Over the past decade, the field of Library and Information Studies (LIS) has promoted cultural competence as a means of improving services to multicultural or traditionally underserved populations. However, critical LIS scholars have noted that cultural competence and diversity are viewed predominately as a matter of skill acquisition on the part of the library worker, rather than as one that involves a critique of the forces of structural racism, discrimination, and colonialism in society. In response, this paper proposes adapting frameworks from other professions for the library context: Multi-Dimensional Cultural Competence (MDCC) from counselling psychology, and cultural safety (CS) from Indigenous nursing. The former views cultural competence in terms of diversity factors, components, and multiple levels of foci, while the second is premised in postcolonial understandings and respect for Indigenous knowledges.

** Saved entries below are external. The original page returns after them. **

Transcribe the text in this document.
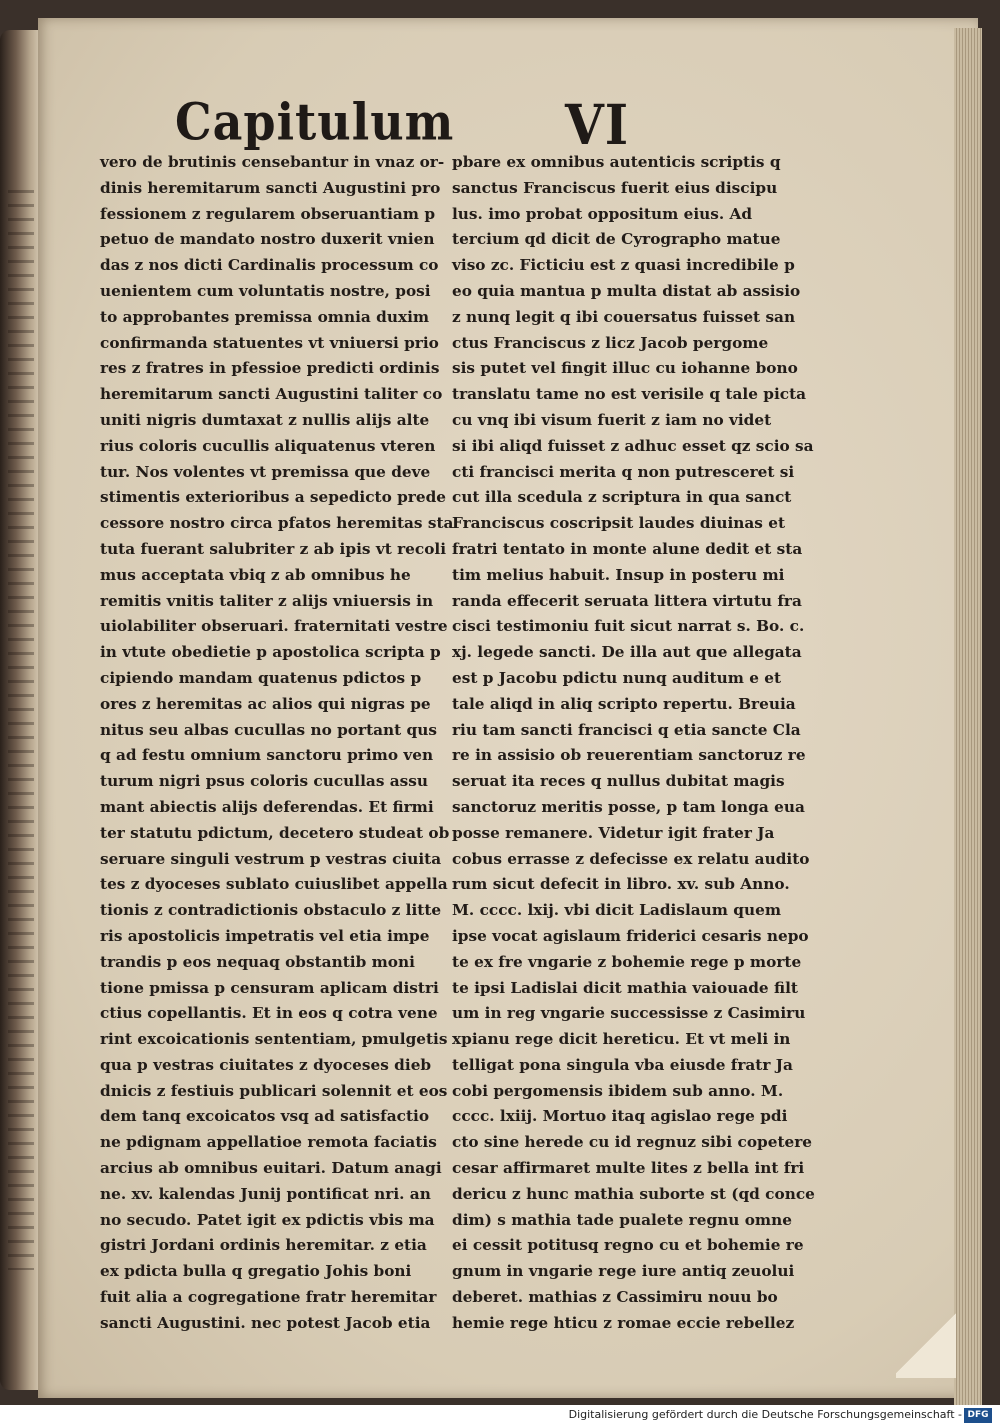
Capitulum VI
vero de brutinis censebantur in vnaz or-
dinis heremitarum sancti Augustini pro
fessionem z regularem obseruantiam p
petuo de mandato nostro duxerit vnien
das z nos dicti Cardinalis processum co
uenientem cum voluntatis nostre, posi
to approbantes premissa omnia duxim
confirmanda statuentes vt vniuersi prio
res z fratres in pfessioe predicti ordinis
heremitarum sancti Augustini taliter co
uniti nigris dumtaxat z nullis alijs alte
rius coloris cucullis aliquatenus vteren
tur. Nos volentes vt premissa que deve
stimentis exterioribus a sepedicto prede
cessore nostro circa pfatos heremitas sta
tuta fuerant salubriter z ab ipis vt recoli
mus acceptata vbiq z ab omnibus he
remitis vnitis taliter z alijs vniuersis in
uiolabiliter obseruari. fraternitati vestre
in vtute obedietie p apostolica scripta p
cipiendo mandam quatenus pdictos p
ores z heremitas ac alios qui nigras pe
nitus seu albas cucullas no portant qus
q ad festu omnium sanctoru primo ven
turum nigri psus coloris cucullas assu
mant abiectis alijs deferendas. Et firmi
ter statutu pdictum, decetero studeat ob
seruare singuli vestrum p vestras ciuita
tes z dyoceses sublato cuiuslibet appella
tionis z contradictionis obstaculo z litte
ris apostolicis impetratis vel etia impe
trandis p eos nequaq obstantib moni
tione pmissa p censuram aplicam distri
ctius copellantis. Et in eos q cotra vene
rint excoicationis sententiam, pmulgetis
qua p vestras ciuitates z dyoceses dieb
dnicis z festiuis publicari solennit et eos
dem tanq excoicatos vsq ad satisfactio
ne pdignam appellatioe remota faciatis
arcius ab omnibus euitari. Datum anagi
ne. xv. kalendas Junij pontificat nri. an
no secudo. Patet igit ex pdictis vbis ma
gistri Jordani ordinis heremitar. z etia
ex pdicta bulla q gregatio Johis boni
fuit alia a cogregatione fratr heremitar
sancti Augustini. nec potest Jacob etia
pbare ex omnibus autenticis scriptis q
sanctus Franciscus fuerit eius discipu
lus. imo probat oppositum eius. Ad
tercium qd dicit de Cyrographo matue
viso zc. Ficticiu est z quasi incredibile p
eo quia mantua p multa distat ab assisio
z nunq legit q ibi couersatus fuisset san
ctus Franciscus z licz Jacob pergome
sis putet vel fingit illuc cu iohanne bono
translatu tame no est verisile q tale picta
cu vnq ibi visum fuerit z iam no videt
si ibi aliqd fuisset z adhuc esset qz scio sa
cti francisci merita q non putresceret si
cut illa scedula z scriptura in qua sanct
Franciscus coscripsit laudes diuinas et
fratri tentato in monte alune dedit et sta
tim melius habuit. Insup in posteru mi
randa effecerit seruata littera virtutu fra
cisci testimoniu fuit sicut narrat s. Bo. c.
xj. legede sancti. De illa aut que allegata
est p Jacobu pdictu nunq auditum e et
tale aliqd in aliq scripto repertu. Breuia
riu tam sancti francisci q etia sancte Cla
re in assisio ob reuerentiam sanctoruz re
seruat ita reces q nullus dubitat magis
sanctoruz meritis posse, p tam longa eua
posse remanere. Videtur igit frater Ja
cobus errasse z defecisse ex relatu audito
rum sicut defecit in libro. xv. sub Anno.
M. cccc. lxij. vbi dicit Ladislaum quem
ipse vocat agislaum friderici cesaris nepo
te ex fre vngarie z bohemie rege p morte
te ipsi Ladislai dicit mathia vaiouade filt
um in reg vngarie successisse z Casimiru
xpianu rege dicit hereticu. Et vt meli in
telligat pona singula vba eiusde fratr Ja
cobi pergomensis ibidem sub anno. M.
cccc. lxiij. Mortuo itaq agislao rege pdi
cto sine herede cu id regnuz sibi copetere
cesar affirmaret multe lites z bella int fri
dericu z hunc mathia suborte st (qd conce
dim) s mathia tade pualete regnu omne
ei cessit potitusq regno cu et bohemie re
gnum in vngarie rege iure antiq zeuolui
deberet. mathias z Cassimiru nouu bo
hemie rege hticu z romae eccie rebellez
Digitalisierung gefördert durch die Deutsche Forschungsgemeinschaft - DFG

The proposed synthesis, Multi-Dimensional Cultural Safety (MDCS), is established by first identifying the epistemological and ideological shortcomings of cultural competence, focusing on the need for institutional critiques as well as a recognition of racialization and power structures. Next, the two existing frameworks are explained in terms of their origins, content, and professional contexts, noting how each addresses the shortcomings of cultural competence as well as each other’s shortcomings. The proposed framework is then elaborated upon in an LIS context and illustrated with hypothetical examples.
The student sitting next to me in the University of Winnipeg’s Aboriginal Student Services Centre listens respectfully as I demonstrate the library catalog and databases, then turns to me. “It’s interesting,” he says. “The way the university teaches us, by explaining. It’s not like when me and my father would go into the bush.”